Наконец она заговорила:
— Молодая женщина далеко от дома, молодая женщина одна среди незнакомцев, молодая женщина в чужом мире. Молодая женщина, которая смотрела смерти в лицо и теперь знает, какой короткой может оказаться жизнь. Молодая женщина, красивая, любопытная и доверчивая.
Люсинда покраснела.
— Вы считаете меня дурой?
— Ты видишь моего попугая? Предположим, я оставлю дверцу клетки открытой, и птица улетит. Кто из нас будет большим дураком? Сколько он протянет за пределами клетки? Он поднимется высоко в небо и упадет на землю, ослепленный солнцем.

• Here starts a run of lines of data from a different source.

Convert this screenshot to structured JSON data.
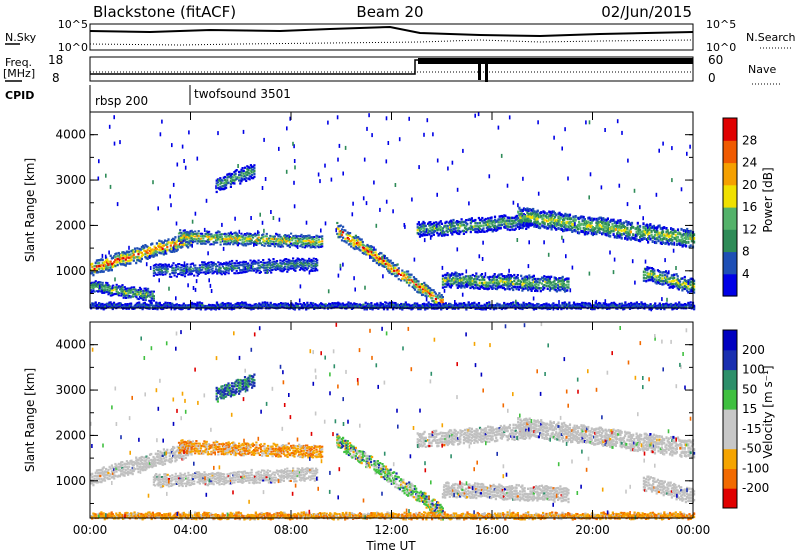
{
  "header": {
    "station": "Blackstone (fitACF)",
    "beam": "Beam 20",
    "date": "02/Jun/2015"
  },
  "summary": {
    "nsky_label": "N.Sky",
    "nsky_ticks": [
      "10^5",
      "10^0"
    ],
    "nsearch_label": "N.Search",
    "freq_label": "Freq.",
    "freq_unit": "[MHz]",
    "freq_ticks": [
      "18",
      "8"
    ],
    "nave_label": "Nave",
    "nave_ticks": [
      "60",
      "0"
    ],
    "cpid_label": "CPID",
    "cpid_segments": [
      {
        "label": "rbsp 200",
        "start_hour": 0,
        "end_hour": 4
      },
      {
        "label": "twofsound 3501",
        "start_hour": 4,
        "end_hour": 24
      }
    ]
  },
  "colors": {
    "power_scale": [
      "#0000e6",
      "#1e4fb5",
      "#2e8b57",
      "#54b26a",
      "#f0e000",
      "#f5a000",
      "#f05a00",
      "#e00000"
    ],
    "velocity_scale": [
      "#e00000",
      "#f26a00",
      "#f5a400",
      "#c7c7c7",
      "#c7c7c7",
      "#40c040",
      "#2d8f6a",
      "#1a30b0",
      "#0000c0"
    ],
    "ground_scatter": "#c0c0c0"
  },
  "chart_data": [
    {
      "type": "heatmap",
      "title": "Power",
      "xlabel": "Time UT",
      "ylabel": "Slant Range [km]",
      "xlim_hours": [
        0,
        24
      ],
      "ylim": [
        180,
        4500
      ],
      "x_ticks": [
        "00:00",
        "04:00",
        "08:00",
        "12:00",
        "16:00",
        "20:00",
        "00:00"
      ],
      "y_ticks": [
        1000,
        2000,
        3000,
        4000
      ],
      "colorbar": {
        "label": "Power [dB]",
        "ticks": [
          4,
          8,
          12,
          16,
          20,
          24,
          28
        ],
        "range": [
          0,
          30
        ]
      },
      "features": [
        {
          "start_hour": 0.0,
          "end_hour": 4.0,
          "range_start": 1050,
          "range_end": 1700,
          "thickness": 260,
          "peak": 26
        },
        {
          "start_hour": 3.5,
          "end_hour": 9.2,
          "range_start": 1750,
          "range_end": 1650,
          "thickness": 220,
          "peak": 18
        },
        {
          "start_hour": 0.0,
          "end_hour": 2.5,
          "range_start": 650,
          "range_end": 450,
          "thickness": 200,
          "peak": 14
        },
        {
          "start_hour": 2.5,
          "end_hour": 9.0,
          "range_start": 1000,
          "range_end": 1150,
          "thickness": 220,
          "peak": 10
        },
        {
          "start_hour": 5.0,
          "end_hour": 6.5,
          "range_start": 2900,
          "range_end": 3200,
          "thickness": 250,
          "peak": 12
        },
        {
          "start_hour": 9.8,
          "end_hour": 14.0,
          "range_start": 1900,
          "range_end": 300,
          "thickness": 240,
          "peak": 26
        },
        {
          "start_hour": 13.0,
          "end_hour": 17.5,
          "range_start": 1900,
          "range_end": 2100,
          "thickness": 260,
          "peak": 13
        },
        {
          "start_hour": 17.0,
          "end_hour": 24.0,
          "range_start": 2200,
          "range_end": 1700,
          "thickness": 320,
          "peak": 16
        },
        {
          "start_hour": 14.0,
          "end_hour": 19.0,
          "range_start": 800,
          "range_end": 700,
          "thickness": 260,
          "peak": 14
        },
        {
          "start_hour": 22.0,
          "end_hour": 24.0,
          "range_start": 950,
          "range_end": 650,
          "thickness": 260,
          "peak": 16
        },
        {
          "start_hour": 0.0,
          "end_hour": 24.0,
          "range_start": 240,
          "range_end": 240,
          "thickness": 80,
          "peak": 8
        }
      ]
    },
    {
      "type": "heatmap",
      "title": "Velocity",
      "xlabel": "Time UT",
      "ylabel": "Slant Range [km]",
      "xlim_hours": [
        0,
        24
      ],
      "ylim": [
        180,
        4500
      ],
      "x_ticks": [
        "00:00",
        "04:00",
        "08:00",
        "12:00",
        "16:00",
        "20:00",
        "00:00"
      ],
      "y_ticks": [
        1000,
        2000,
        3000,
        4000
      ],
      "colorbar": {
        "label": "Velocity [m s⁻¹]",
        "ticks": [
          200,
          100,
          50,
          15,
          -15,
          -50,
          -100,
          -200
        ],
        "range": [
          -250,
          250
        ]
      },
      "features": [
        {
          "start_hour": 0.0,
          "end_hour": 4.0,
          "range_start": 1050,
          "range_end": 1700,
          "thickness": 260,
          "class": "ground"
        },
        {
          "start_hour": 3.5,
          "end_hour": 9.2,
          "range_start": 1750,
          "range_end": 1650,
          "thickness": 220,
          "class": "negative"
        },
        {
          "start_hour": 2.5,
          "end_hour": 9.0,
          "range_start": 1000,
          "range_end": 1150,
          "thickness": 220,
          "class": "ground"
        },
        {
          "start_hour": 5.0,
          "end_hour": 6.5,
          "range_start": 2900,
          "range_end": 3200,
          "thickness": 250,
          "class": "positive"
        },
        {
          "start_hour": 9.8,
          "end_hour": 14.0,
          "range_start": 1900,
          "range_end": 300,
          "thickness": 240,
          "class": "mixed"
        },
        {
          "start_hour": 13.0,
          "end_hour": 17.5,
          "range_start": 1900,
          "range_end": 2100,
          "thickness": 260,
          "class": "ground"
        },
        {
          "start_hour": 17.0,
          "end_hour": 24.0,
          "range_start": 2200,
          "range_end": 1700,
          "thickness": 320,
          "class": "ground"
        },
        {
          "start_hour": 14.0,
          "end_hour": 19.0,
          "range_start": 800,
          "range_end": 700,
          "thickness": 260,
          "class": "ground"
        },
        {
          "start_hour": 22.0,
          "end_hour": 24.0,
          "range_start": 950,
          "range_end": 650,
          "thickness": 260,
          "class": "ground"
        },
        {
          "start_hour": 0.0,
          "end_hour": 24.0,
          "range_start": 240,
          "range_end": 240,
          "thickness": 80,
          "class": "negative"
        }
      ]
    }
  ]
}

Люсинда напряглась, распрямила спину и чувствовала себя так, как обычно во время споров с Еленой.
— Если вы думаете указывать мне, как мне следует…
— О-о, — вздохнула женщина. — Прости меня. Я говорила не про тебя.
— Вы собираетесь притворяться, будто говорили о своем попугае?
— Нет, — опуская голову, сказала Читра. — Я говорила о своей сестре, Майе.
* * *
— Конечно, это может увидеть каждый, — позднее сказал Люсинде Патан. — Она сходит по нему с ума. Ты одна не заметила этого, потому что ты слишком невинна, дорогая Люси.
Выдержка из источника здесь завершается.